We pile out of our cars in the neighborhood where the cameraman was last seen—a rundown school with its trash-strewn playing field, some abandoned-looking small apartment buildings—and start looking around. It is spookily quiet. We see no one. Then gunfire erupts.
Fuck!
I throw myself to the pavement and roll to the curb, the only bit of cover available, and my colleagues do the same, all of us piled up, panting, cursing. We can't tell where the shooting is coming from, whether we're the target or simply caught in the crossfire, but the bullets are just over our heads, buzzing like angry hornets. My teeth, my fists, my jaw, my eyes, my ass, my whole body is clenched in terror, and I press my face into the dirt and dog shit at the curb. I have never been religious, but now I am praying:
Pleasegodpleasepleasepleasepleasegod
.

My beat for the newspaper includes both Central America and the Caribbean, but no air connections link them directly. To fly from El Salvador or Nicaragua to, say, Cuba or Haiti, you have to go through Miami. My habit is to stay a few days in transit with my notes and laundry and receipts strewn over the floor of my hotel room.

I do my expense accounts, work, order room service, see a few friends, try to decompress. But I am jumpy and short-tempered—I find myself flinching at loud noises. I take a stab at talking about the chaos I've witnessed, describing my fear, the paralyzing proximity of gunfire and bullets. It doesn't help. Over drinks with a friend at the News Café in South Beach, bathed in late-afternoon sunshine and gazing at the young models sauntering down the
sidewalk, I find it impossible to recount the scene of the dead priests, or convey the ordeal that followed. It's not beyond my powers of description; it's just too starkly out of context. Except for other correspondents, no one can relate. No one wants to hear it.

I live nowhere that is really home, my friends are far away, and the places I work are joyless and terrorized. The idea that a good meal can wash away the taste of terror is ridiculous. But my thoughts keep wandering in that direction. I want a blowout meal, something spectacular. I want it as balm, as a diversion, as fortification, as an escape. I find the best Italian restaurant in town, a sedate place in Coral Gables, take a table on my own, and start ordering. I order the San Daniele prosciutto and buffalo mozzarella and tiny pungent olives. I order littleneck clams, risotto with saffron, and a Roman chicory salad. The waiter nods and starts back to the kitchen, but I smile ruefully and tell him,
Sorry, I'm not quite done
. I order more—veal with mushrooms and a good bottle of Barolo. I eat slowly, delighting in the meal. This is gluttony, pure and simple, but I'm not just hungry for the food; I'm hungry for pleasure in the vague hope that it may neutralize some of what I've seen.

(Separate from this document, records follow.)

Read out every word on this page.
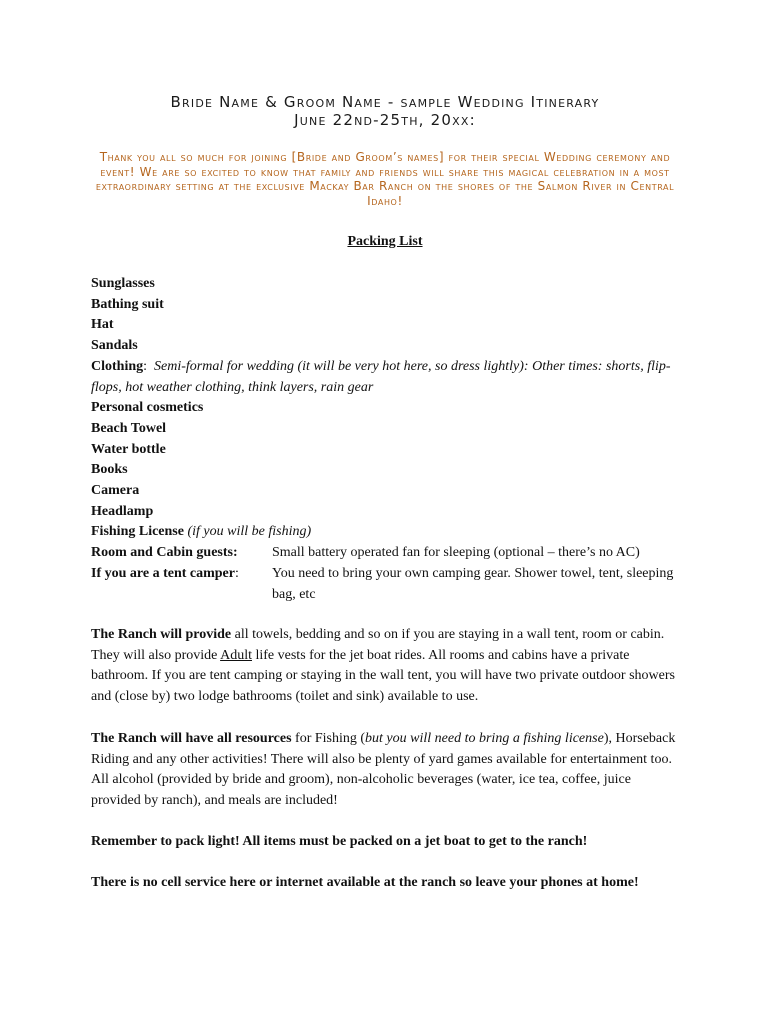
Bride Name & Groom Name - sample Wedding Itinerary
June 22nd-25th, 20xx:
Thank you all so much for joining [Bride and Groom’s names] for their special Wedding ceremony and event! We are so excited to know that family and friends will share this magical celebration in a most extraordinary setting at the exclusive Mackay Bar Ranch on the shores of the Salmon River in Central Idaho!
Packing List
Sunglasses
Bathing suit
Hat
Sandals
Clothing: Semi-formal for wedding (it will be very hot here, so dress lightly): Other times: shorts, flip-flops, hot weather clothing, think layers, rain gear
Personal cosmetics
Beach Towel
Water bottle
Books
Camera
Headlamp
Fishing License (if you will be fishing)
Room and Cabin guests:	Small battery operated fan for sleeping (optional – there’s no AC)
If you are a tent camper:	You need to bring your own camping gear. Shower towel, tent, sleeping bag, etc
The Ranch will provide all towels, bedding and so on if you are staying in a wall tent, room or cabin. They will also provide Adult life vests for the jet boat rides. All rooms and cabins have a private bathroom. If you are tent camping or staying in the wall tent, you will have two private outdoor showers and (close by) two lodge bathrooms (toilet and sink) available to use.
The Ranch will have all resources for Fishing (but you will need to bring a fishing license), Horseback Riding and any other activities! There will also be plenty of yard games available for entertainment too. All alcohol (provided by bride and groom), non-alcoholic beverages (water, ice tea, coffee, juice provided by ranch), and meals are included!
Remember to pack light! All items must be packed on a jet boat to get to the ranch!
There is no cell service here or internet available at the ranch so leave your phones at home!
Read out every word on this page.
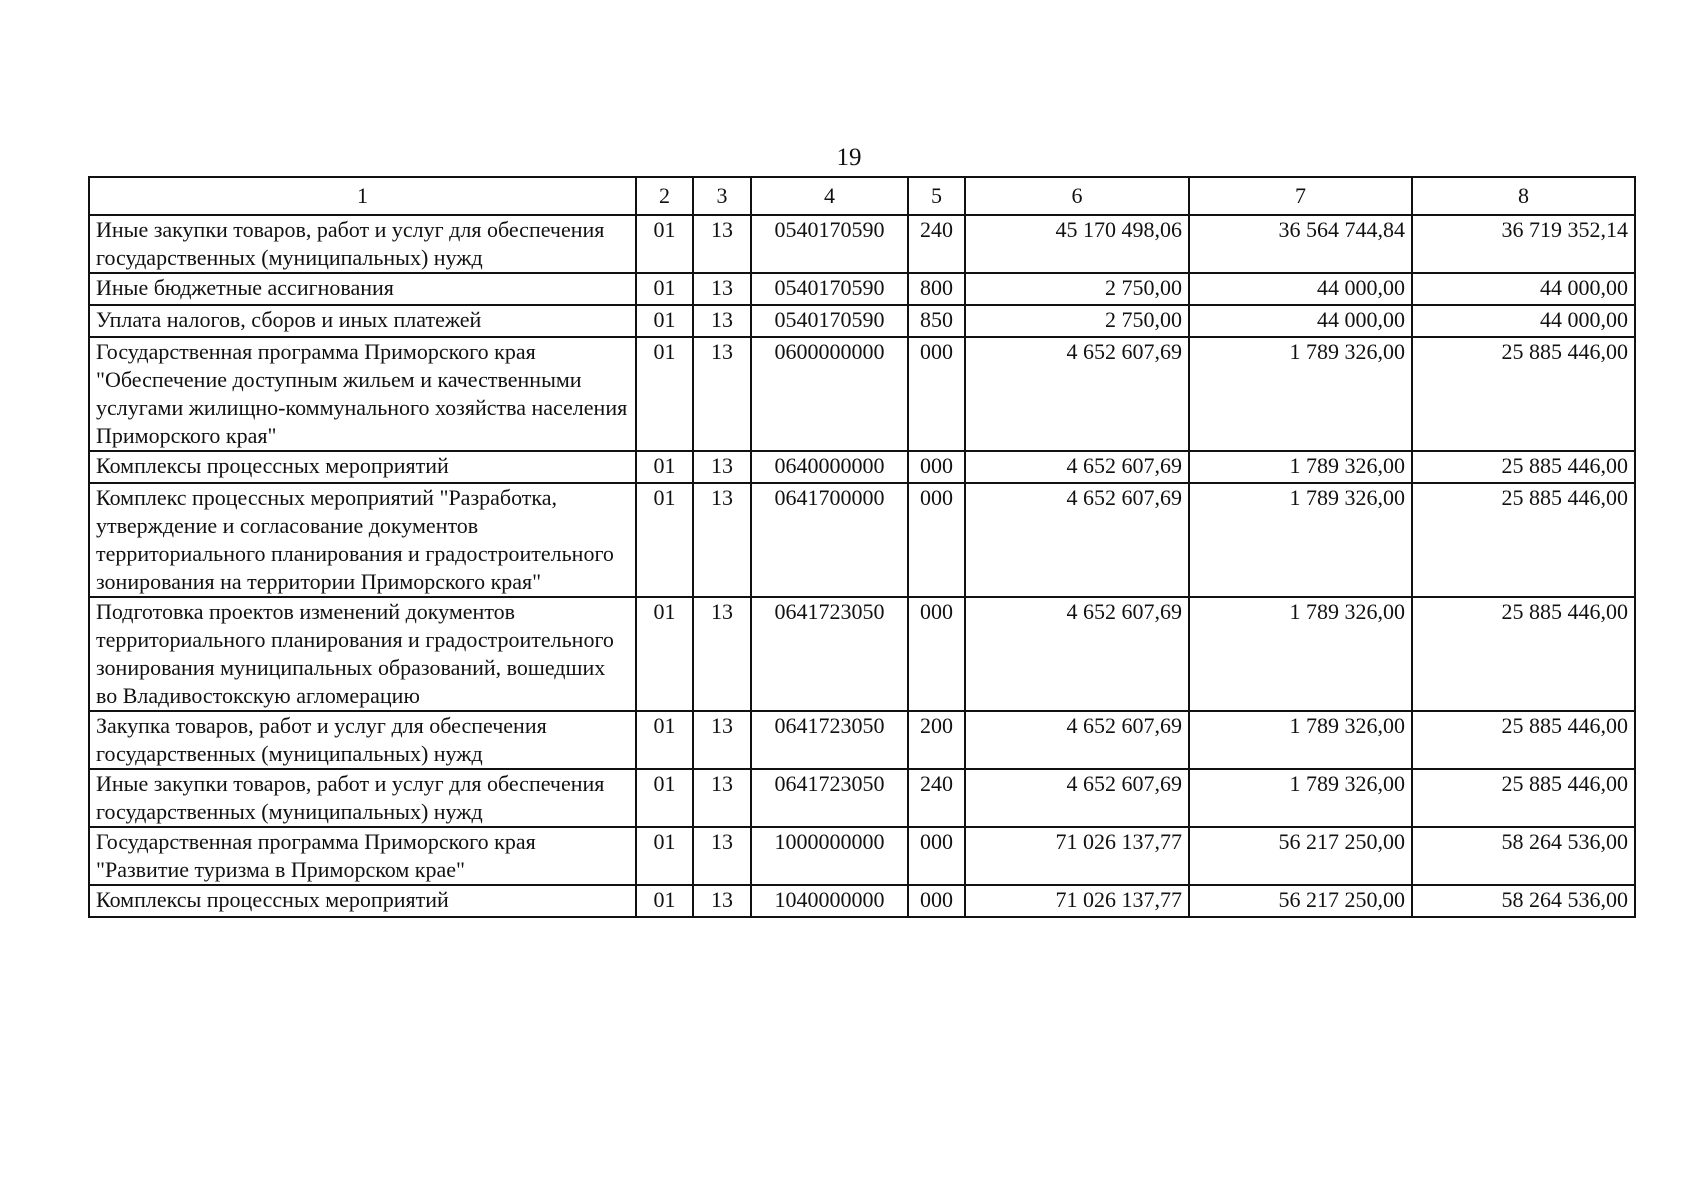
19
1	2	3	4	5	6	7	8
Иные закупки товаров, работ и услуг для обеспечения государственных (муниципальных) нужд	01	13	0540170590	240	45 170 498,06	36 564 744,84	36 719 352,14
Иные бюджетные ассигнования	01	13	0540170590	800	2 750,00	44 000,00	44 000,00
Уплата налогов, сборов и иных платежей	01	13	0540170590	850	2 750,00	44 000,00	44 000,00
Государственная программа Приморского края "Обеспечение доступным жильем и качественными услугами жилищно-коммунального хозяйства населения Приморского края"	01	13	0600000000	000	4 652 607,69	1 789 326,00	25 885 446,00
Комплексы процессных мероприятий	01	13	0640000000	000	4 652 607,69	1 789 326,00	25 885 446,00
Комплекс процессных мероприятий "Разработка, утверждение и согласование документов территориального планирования и градостроительного зонирования на территории Приморского края"	01	13	0641700000	000	4 652 607,69	1 789 326,00	25 885 446,00
Подготовка проектов изменений документов территориального планирования и градостроительного зонирования муниципальных образований, вошедших во Владивостокскую агломерацию	01	13	0641723050	000	4 652 607,69	1 789 326,00	25 885 446,00
Закупка товаров, работ и услуг для обеспечения государственных (муниципальных) нужд	01	13	0641723050	200	4 652 607,69	1 789 326,00	25 885 446,00
Иные закупки товаров, работ и услуг для обеспечения государственных (муниципальных) нужд	01	13	0641723050	240	4 652 607,69	1 789 326,00	25 885 446,00
Государственная программа Приморского края "Развитие туризма в Приморском крае"	01	13	1000000000	000	71 026 137,77	56 217 250,00	58 264 536,00
Комплексы процессных мероприятий	01	13	1040000000	000	71 026 137,77	56 217 250,00	58 264 536,00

The trip to Florida will be short, I know. There is news in Haiti—a power grab by the army, a bloody interlude, nocturnal gangs roaming the capital. But I crave some touchstone of normalcy and home. So in the few days I have in Florida I find it with my grandparents, well into their seventies, who live in a retirement community in Boca Raton.

The drive from Miami to Boca is under an hour, and I know exactly what to expect when I get to my grandparents' condo. My grandmother will have the front door open, and she will be standing just behind the screen, surveying the parking lot, so by the time I park and step out of my car she will be out at the second-floor railing, beaming and bellowing my name.

She is tiny and shrunken and fragile, bony in my arms. Her arthritic hands are knobby and liver-spotted.

“Did you drive on I-95?”

She is terribly anxious, and I can hear the fear in her voice.

“Of course, Nana, there's no other way to go.”

“The TV said there are crazy people shooting at cars there! It happened just a few weeks ago. Honey, I wish you wouldn't go on that road, such crazy people.”

My grandparents—dotty, off-kilter, fussy, familiar—are well past their prime. Listening to their patter is like revisiting the sound track of my childhood.